Part of P&G's poor growth can be blamed on a weak selling environment and economic struggles in some of its geographies. Yet the company is also trailing competitors in a head-to-head match up in these important ways.
The biggest standout when comparing P&G to rivals is its volume figures. Consumer giants typically aim for organic growth that's led by volume gains, or at least includes a healthy mix of volume and pricing upticks that together produce higher sales.
Unilever (NYSE:UL) is a great example as it has managed 2.2% improved volume over the past six months that powered organic growth of nearly 5%. In contrast, P&G's volume shrunk by 1% in the 12 months ended this past June, and so the company had to rely exclusively on higher prices to deliver its modest 1% overall organic growth uptick.
The good news for shareholders is that a rebound could be in the cards. Volume figures rose last quarter across all of P&G's product divisions, at an average of 2%. That result was still well below Kimberly-Clark's (NYSE:KMB) 4% volume jump, but it does close the gap somewhat.

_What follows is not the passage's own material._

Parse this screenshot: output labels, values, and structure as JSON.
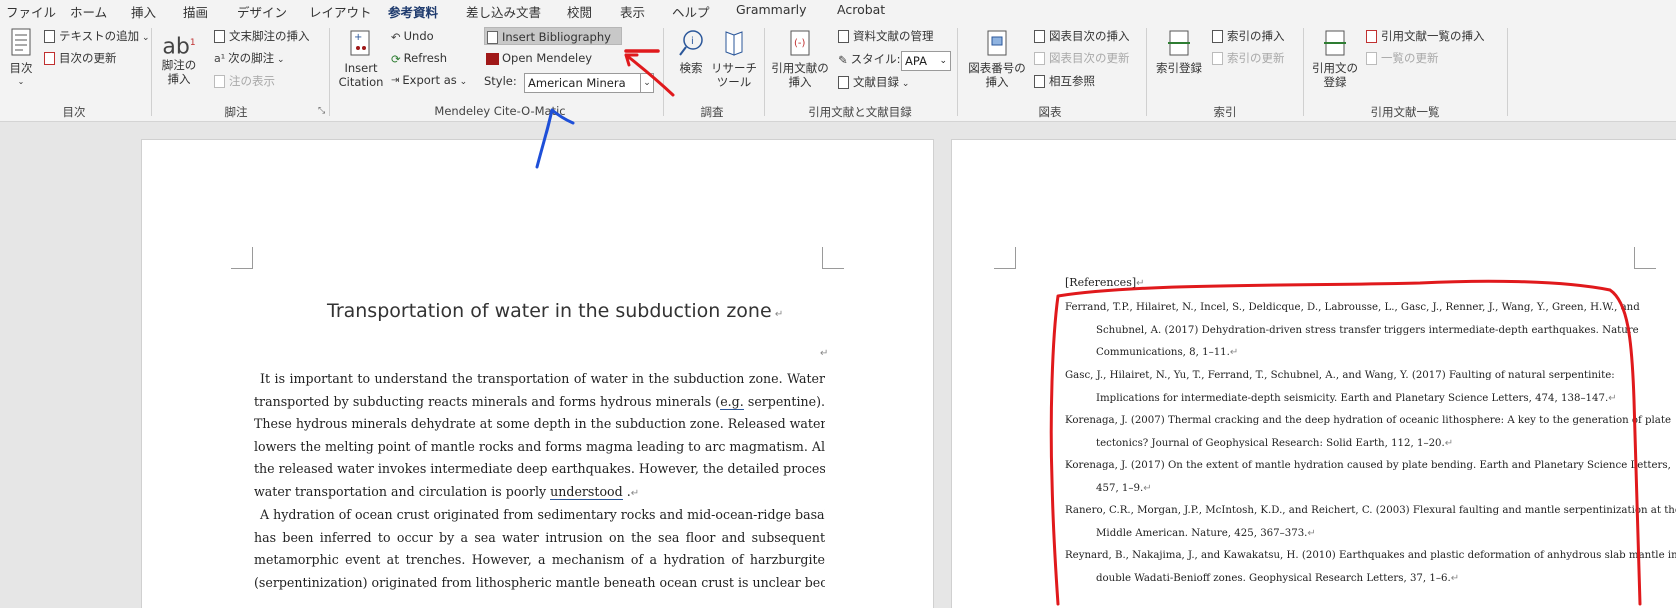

Innovation is critical to P&G's business since it needs to constantly update existing brands (new and improved) while launching the occasional game-changing product (e.g., Febreze, Swiffer) to stay ahead of rivals. "Winning with consumers around the world and against our best competitors requires innovation," executives explain in the 10-K. "Innovation has always been, and continues to be, P&G's lifeblood."

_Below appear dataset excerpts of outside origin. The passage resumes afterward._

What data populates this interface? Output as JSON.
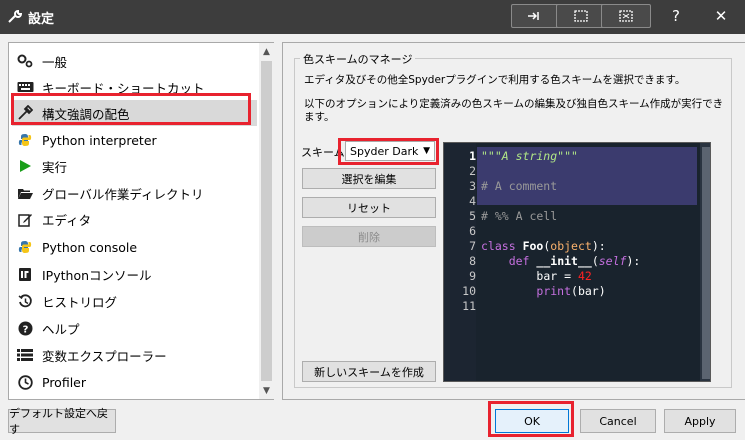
{
  "window": {
    "title": "設定",
    "help_label": "?",
    "close_label": "✕"
  },
  "nav": {
    "items": [
      {
        "label": "一般",
        "icon": "gears-icon"
      },
      {
        "label": "キーボード・ショートカット",
        "icon": "keyboard-icon"
      },
      {
        "label": "構文強調の配色",
        "icon": "eyedropper-icon"
      },
      {
        "label": "Python interpreter",
        "icon": "python-icon"
      },
      {
        "label": "実行",
        "icon": "play-icon"
      },
      {
        "label": "グローバル作業ディレクトリ",
        "icon": "folder-open-icon"
      },
      {
        "label": "エディタ",
        "icon": "edit-icon"
      },
      {
        "label": "Python console",
        "icon": "python-icon"
      },
      {
        "label": "IPythonコンソール",
        "icon": "ipython-icon"
      },
      {
        "label": "ヒストリログ",
        "icon": "history-icon"
      },
      {
        "label": "ヘルプ",
        "icon": "question-circle-icon"
      },
      {
        "label": "変数エクスプローラー",
        "icon": "table-icon"
      },
      {
        "label": "Profiler",
        "icon": "clock-icon"
      }
    ],
    "selected_index": 2
  },
  "scheme_panel": {
    "group_title": "色スキームのマネージ",
    "desc1": "エディタ及びその他全Spyderプラグインで利用する色スキームを選択できます。",
    "desc2": "以下のオプションにより定義済みの色スキームの編集及び独自色スキーム作成が実行できます。",
    "scheme_label": "スキーム",
    "scheme_value": "Spyder Dark",
    "edit_button": "選択を編集",
    "reset_button": "リセット",
    "delete_button": "削除",
    "new_button": "新しいスキームを作成"
  },
  "editor": {
    "line_numbers": [
      "1",
      "2",
      "3",
      "4",
      "5",
      "6",
      "7",
      "8",
      "9",
      "10",
      "11"
    ],
    "line1": "\"\"\"A string\"\"\"",
    "line3": "# A comment",
    "line5": "# %% A cell",
    "line7_kw": "class",
    "line7_name": "Foo",
    "line7_base": "object",
    "line8_kw": "def",
    "line8_name": "__init__",
    "line8_self": "self",
    "line9_var": "bar",
    "line9_num": "42",
    "line10_fn": "print",
    "line10_arg": "bar"
  },
  "footer": {
    "reset_defaults": "デフォルト設定へ戻す",
    "ok": "OK",
    "cancel": "Cancel",
    "apply": "Apply"
  },
  "colors": {
    "highlight_box": "#e8222e",
    "editor_bg": "#19232d",
    "string": "#b0e686",
    "keyword": "#c670e0",
    "number": "#ff2222"
  }
}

The company has struggled in this area recently. Sure, products like Pampers Swaddlers diapers, Gillette Fusion razors, and Tide Pods detergent are doing well. But P&G hasn't introduced a new hit brand worth over $1 billion in annual sales in more than a decade.

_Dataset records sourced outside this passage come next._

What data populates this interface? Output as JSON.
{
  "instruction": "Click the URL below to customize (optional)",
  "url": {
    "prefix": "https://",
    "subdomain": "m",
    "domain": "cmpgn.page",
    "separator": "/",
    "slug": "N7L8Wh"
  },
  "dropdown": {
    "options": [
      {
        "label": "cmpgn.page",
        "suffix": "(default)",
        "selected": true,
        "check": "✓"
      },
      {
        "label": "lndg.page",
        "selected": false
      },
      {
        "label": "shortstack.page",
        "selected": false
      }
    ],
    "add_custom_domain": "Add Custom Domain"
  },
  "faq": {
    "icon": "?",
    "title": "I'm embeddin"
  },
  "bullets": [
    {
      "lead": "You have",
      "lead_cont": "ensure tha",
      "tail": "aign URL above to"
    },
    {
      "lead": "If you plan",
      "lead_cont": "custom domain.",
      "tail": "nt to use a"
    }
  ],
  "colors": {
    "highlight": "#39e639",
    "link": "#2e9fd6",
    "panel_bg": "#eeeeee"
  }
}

By contrast, Johnson & Johnson (NYSE:JNJ) is on an innovative roll lately. The healthcare titan got one-quarter of its sales last year from products that it introduced in just the past five years, which is a testament to an innovation strategy that's backed by $9 billion of annual spending on research and development -- up 10% since 2013.
Compare that to Procter & Gamble's R&D commitment that has held steady at $2 billion in each of the last three years.
By its own admission, P&G hasn't done an especially good job at catering to the value niche of many of its competitive markets. In razors, for example, the company is enjoying strong growth with premium Gillette Fusion products, but at the same time has lost share from price-based competitors like Unilever's Dollar Shave Club. "We need to do more work on the lower end of the portfolio," Chief Financial Officer Jon Moeller told investors in a conference call.
That weakness has also left P&G vulnerable to store brands that are offered directly from retailers. Wal-Mart recently credited its private label products for helping produce strong growth in its laundry and home care aisles. The same negative dynamic could quickly shift online, where e-commerce giant Amazon.com is eyeing a few of P&G's strongest categories, diapers, and laundry detergent, with its own private label brands.
P&G executives are taking steps to close the gap against competitors on all these metrics. The company's portfolio reboot initiative, for one, is likely to boost overall volume growth. And major cost cuts should help it compete better on pricing. In fact, progress on these goals recently gave management the confidence to project the first annual uptick in organic sales growth in years. Yet the 2% gain it is forecasting for fiscal year 2017 would still put P&G behind most of its global rivals.